Comment by: Colin Traynor on 16th May 2024 at 18:44

John, did you or anyone else see that about the couple from Chorley who did the bike ride in the nude from one length of the UK to the other? His name was Colin, I assure you Colin was not me.
I have put that date in my diary, hope to see you then if not before.

Comment by: Colin Traynor on 16th May 2024 at 18:47

Rev Long, many thanks for this, I will check it out tomorrow.

Comment by: Roy on 16th May 2024 at 20:16

Hi Colin sorry re the late reply i've been out and about all day.
When i was a young lad in the 40's there was nothing on the land where the Co-op now stands except a slightly different shaped and smaller Labour club plus a small cottage next door to it both with entrances on Smalley St.
From the top of Bradley Lane going up Market St the first shop was Taylors, next was May Smith's, then a private dwelling owned by a Mrs Finch, then Amos Allen's veg shop and their living quarters, next came Sam Hale's shop, a general store and butchers, next was a dwelling house attached to the shop then came the 4 terraced cottages that the Rev Long has referred to on the walking day photos.

Comment by: John (Westhoughton) on 16th May 2024 at 20:20

Rev David it might have been 110 years ago but it’s always sad to hear about people losing their lives in war times past and present.

Comment by: John on 16th May 2024 at 21:17

Rev Long, the terrace in the Walking Day pictures, clearest on picture 3, that you refer to was actually in Market Street, numbers 10, 12, 14 and 16.

Comment by: John(Westhoughton) on 16th May 2024 at 21:34

Colin I don’t recollect hearing about the couple riding in the nude I’m afraid that’s not my scene smiley face,if I remember correctly there was a stretch of beach maybe Ainsdale that was fenced off for a nudist beach but of no interest to me,those were the days when you could drive from Ainsdale to Southport along the beach.

Comment by: John on 16th May 2024 at 22:28

Colin, in Pole street continuing right towards the church after the present day take-away shop in your album photo, there was a row of four terraced houses where the King and Eccleston families and the Misses Hart lived. Then came what I was told was Blind Peter's entry, except it was no longer an entry as the rest of the terraced houses that would have followed had been knocked down some time before the war (WW2). But in the fifties you could still see bits of the tiled floors that would have been behind the front doors and stumps of bricks from the front walls alongside the pavement.

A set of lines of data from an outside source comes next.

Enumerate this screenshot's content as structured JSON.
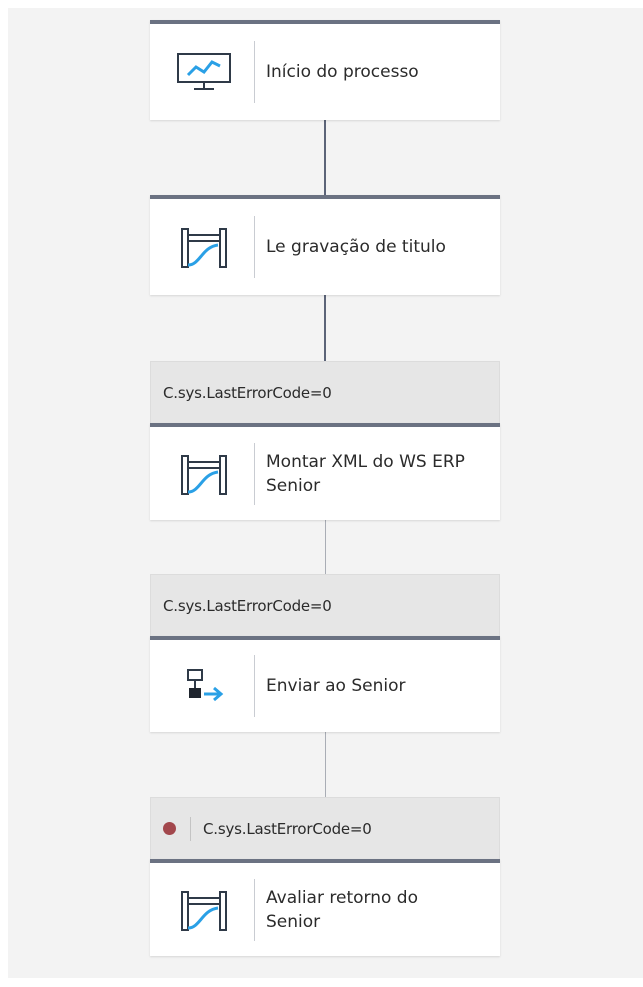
{
  "flow": {
    "nodes": [
      {
        "label": "Início do processo",
        "icon": "monitor-chart-icon"
      },
      {
        "label": "Le gravação de titulo",
        "icon": "gate-line-icon"
      },
      {
        "condition": "C.sys.LastErrorCode=0",
        "label": "Montar XML do WS ERP Senior",
        "icon": "gate-line-icon"
      },
      {
        "condition": "C.sys.LastErrorCode=0",
        "label": "Enviar ao Senior",
        "icon": "send-node-icon"
      },
      {
        "condition": "C.sys.LastErrorCode=0",
        "label": "Avaliar retorno do Senior",
        "icon": "gate-line-icon",
        "breakpoint": true
      }
    ]
  },
  "colors": {
    "accent": "#2aa0e6",
    "header_bar": "#6b7282",
    "breakpoint": "#a2474c"
  }
}
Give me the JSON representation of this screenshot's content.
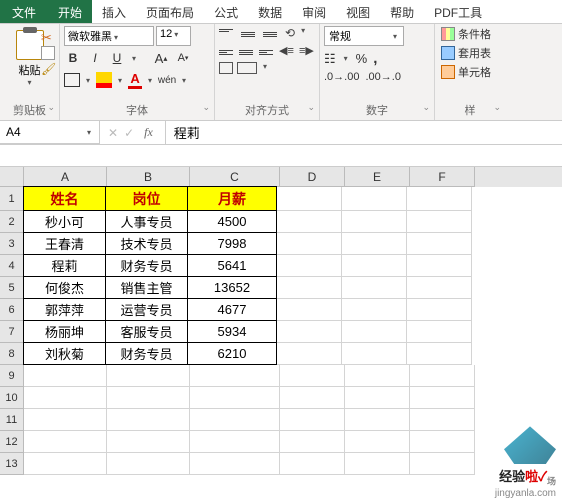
{
  "menu": {
    "file": "文件",
    "tabs": [
      "开始",
      "插入",
      "页面布局",
      "公式",
      "数据",
      "审阅",
      "视图",
      "帮助",
      "PDF工具"
    ],
    "active_index": 0
  },
  "ribbon": {
    "clipboard": {
      "paste": "粘贴",
      "label": "剪贴板"
    },
    "font": {
      "name": "微软雅黑",
      "size": "12",
      "wen": "wén",
      "label": "字体"
    },
    "alignment": {
      "label": "对齐方式"
    },
    "number": {
      "format": "常规",
      "label": "数字"
    },
    "styles": {
      "conditional": "条件格",
      "table": "套用表",
      "cell": "单元格",
      "label": "样"
    }
  },
  "namebox": "A4",
  "formula_value": "程莉",
  "columns": [
    "A",
    "B",
    "C",
    "D",
    "E",
    "F"
  ],
  "rows": [
    "1",
    "2",
    "3",
    "4",
    "5",
    "6",
    "7",
    "8",
    "9",
    "10",
    "11",
    "12",
    "13"
  ],
  "table": {
    "headers": [
      "姓名",
      "岗位",
      "月薪"
    ],
    "data": [
      [
        "秒小可",
        "人事专员",
        "4500"
      ],
      [
        "王春清",
        "技术专员",
        "7998"
      ],
      [
        "程莉",
        "财务专员",
        "5641"
      ],
      [
        "何俊杰",
        "销售主管",
        "13652"
      ],
      [
        "郭萍萍",
        "运营专员",
        "4677"
      ],
      [
        "杨丽坤",
        "客服专员",
        "5934"
      ],
      [
        "刘秋菊",
        "财务专员",
        "6210"
      ]
    ]
  },
  "watermark": {
    "text1": "经验",
    "text2": "啦",
    "check": "✓",
    "sub": "场",
    "url": "jingyanla.com"
  }
}
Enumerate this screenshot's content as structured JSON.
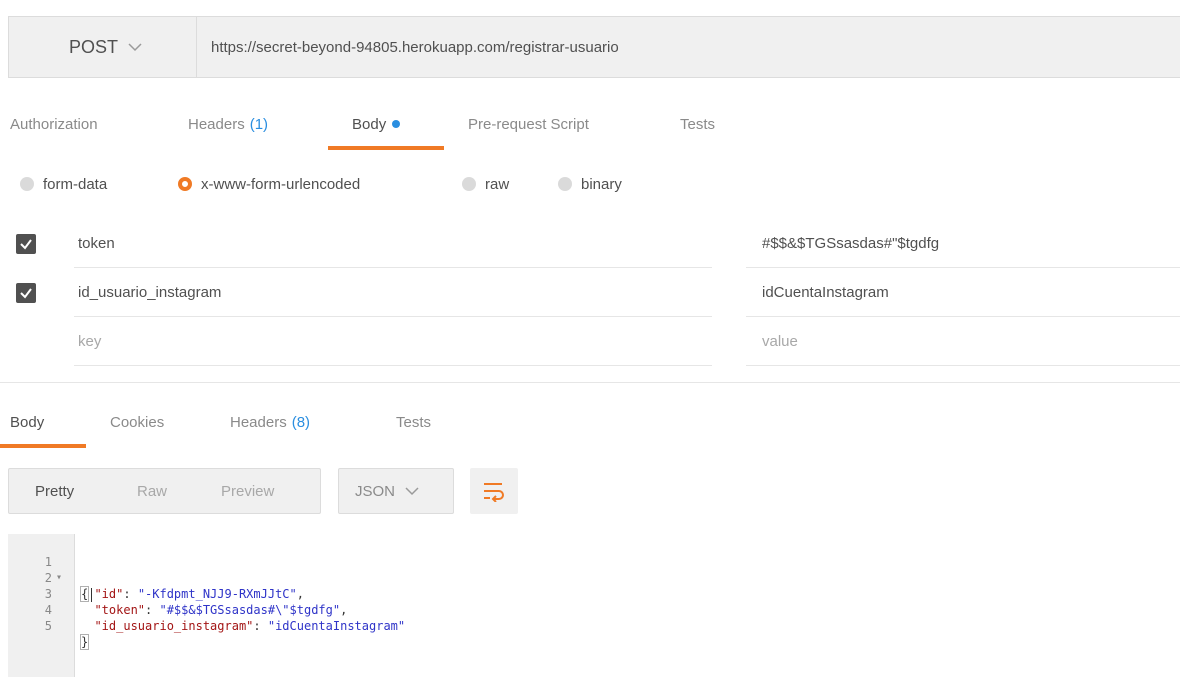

Comment by: Linma on 17th May 2024 at 14:19

My brain is on a go slow today. If you come out of the Co-op and turn left towards St Wilfrids school, if I’m right there used to be a shop called Taylor’s (I think) and they used to make their own ice lollies, they used to cost 1d. Either Vimeo or spearmint, my favourites were the spearmint. Am I right?

Comment by: Roy on 17th May 2024 at 19:51

Correct Linma as it says in my previous comment, Taylors and yes they did make 1d ice lollies.